Either you are going to attempt an answer to the
question or you are going to pose another question that takes us
in some way inside the issue.
For instance, each
of the questions above invites us to go inside in these ways:
-
"Is it necessary for a child to have both father and mother present for
normal development?" (This can be seen as an empirical question that
might be answered by going to the research available on child development.)
-
"Can something be wrong in one way and right in another so that an individual
looks at the same action from different angles?"
-
"Do we mean to talk about whether an individual gets what he deserves in
the sense that wrong actions should have uniform punishments?"
-
"Do we have a right to life that is absolute?"
If you are actually ready to answer the question, what you would now do
is present the key to any explanation of your own. Where
are you coming from in your answer?
You might want to identify some theoretical background (for instance, "I
am using a consequentialist approach in which right and wrong are determined
by the predictable results of an action, and this means that we have
to think about what King could reasonably believe he would accomplish by
breaking the law.")
Specify.
As you develop your response you want to see two things.
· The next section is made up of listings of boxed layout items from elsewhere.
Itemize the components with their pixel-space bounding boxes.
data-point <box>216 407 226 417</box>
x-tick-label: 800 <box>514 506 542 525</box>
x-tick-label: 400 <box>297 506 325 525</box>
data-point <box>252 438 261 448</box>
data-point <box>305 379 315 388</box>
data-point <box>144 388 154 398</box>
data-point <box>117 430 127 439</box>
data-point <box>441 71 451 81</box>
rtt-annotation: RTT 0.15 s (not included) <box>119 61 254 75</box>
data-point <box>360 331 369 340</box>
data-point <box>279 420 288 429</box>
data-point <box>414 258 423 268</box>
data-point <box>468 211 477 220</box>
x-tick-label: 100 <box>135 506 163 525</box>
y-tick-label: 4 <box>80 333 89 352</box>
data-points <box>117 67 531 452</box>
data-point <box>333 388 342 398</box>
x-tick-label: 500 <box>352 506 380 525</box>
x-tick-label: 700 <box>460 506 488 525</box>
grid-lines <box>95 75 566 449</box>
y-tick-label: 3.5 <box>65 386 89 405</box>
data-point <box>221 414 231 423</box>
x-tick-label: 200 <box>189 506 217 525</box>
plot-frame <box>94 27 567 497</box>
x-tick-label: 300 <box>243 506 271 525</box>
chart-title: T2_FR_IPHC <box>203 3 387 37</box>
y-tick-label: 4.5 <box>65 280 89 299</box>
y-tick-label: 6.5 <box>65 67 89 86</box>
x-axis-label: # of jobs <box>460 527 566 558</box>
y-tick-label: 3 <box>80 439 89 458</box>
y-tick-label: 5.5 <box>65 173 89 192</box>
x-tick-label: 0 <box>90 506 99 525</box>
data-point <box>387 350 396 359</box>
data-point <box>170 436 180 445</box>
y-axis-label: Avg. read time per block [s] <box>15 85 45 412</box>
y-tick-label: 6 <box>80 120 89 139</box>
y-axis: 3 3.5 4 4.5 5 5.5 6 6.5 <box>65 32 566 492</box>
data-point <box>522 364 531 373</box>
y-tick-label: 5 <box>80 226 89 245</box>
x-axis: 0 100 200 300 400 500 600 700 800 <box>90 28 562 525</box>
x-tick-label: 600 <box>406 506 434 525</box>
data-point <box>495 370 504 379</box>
One is what
you are taking for granted (your assumptions or presuppositions) and the
other is what seems to be implied by what you are saying. Above all,
what limits are you putting on what you say?
Let's imagine that
you are dealing with Martin Luther King and the concept of civil disobedience.
Maybe you support the idea that King did the right thing, but you need
to think of how someone might now ask you whether you would see a difference
between acting nonviolently because of a question of conscience and acting
violently for the same reason.
This
really is the body of your response. You want to develop your argument
as clearly as possible, using examples to make generalizations more clear.
Halt.
Know when to stop. Your contribution to a conversation should inspire
thoughtful response. For that reason you should be brief and to the
point. Don't let your emotions run away with you, and
never go on the attack about someone's "real" reason for saying something.
Above all, be courteous and show respect for your classmates even when
you disagree with them.
So let's repeat. If we use the
FRESH
approach, you make sure that you
-
focus on the
issue,
-
restate what
you understand it to be,
-
explore your
own thoughts about it either by going right to an answer with its basis
or you develop another question that might bring us closer to an answer,
-
specify what
you mean by setting limits on what you mean to take for granted or on what
you intend to have follow, and
-
halt when
you have made your point so as to allow the conversation to keep moving.
Above all, this is an approach you should
try to use in your replies (as in a threaded discussion online) whether
you agree with something that has been said or you disagree. If you
agree, do try to say why you think the original statement is right, since
your reasons may bring out new points. If you disagree, indicate
whether the disagreement is based on facts or on values.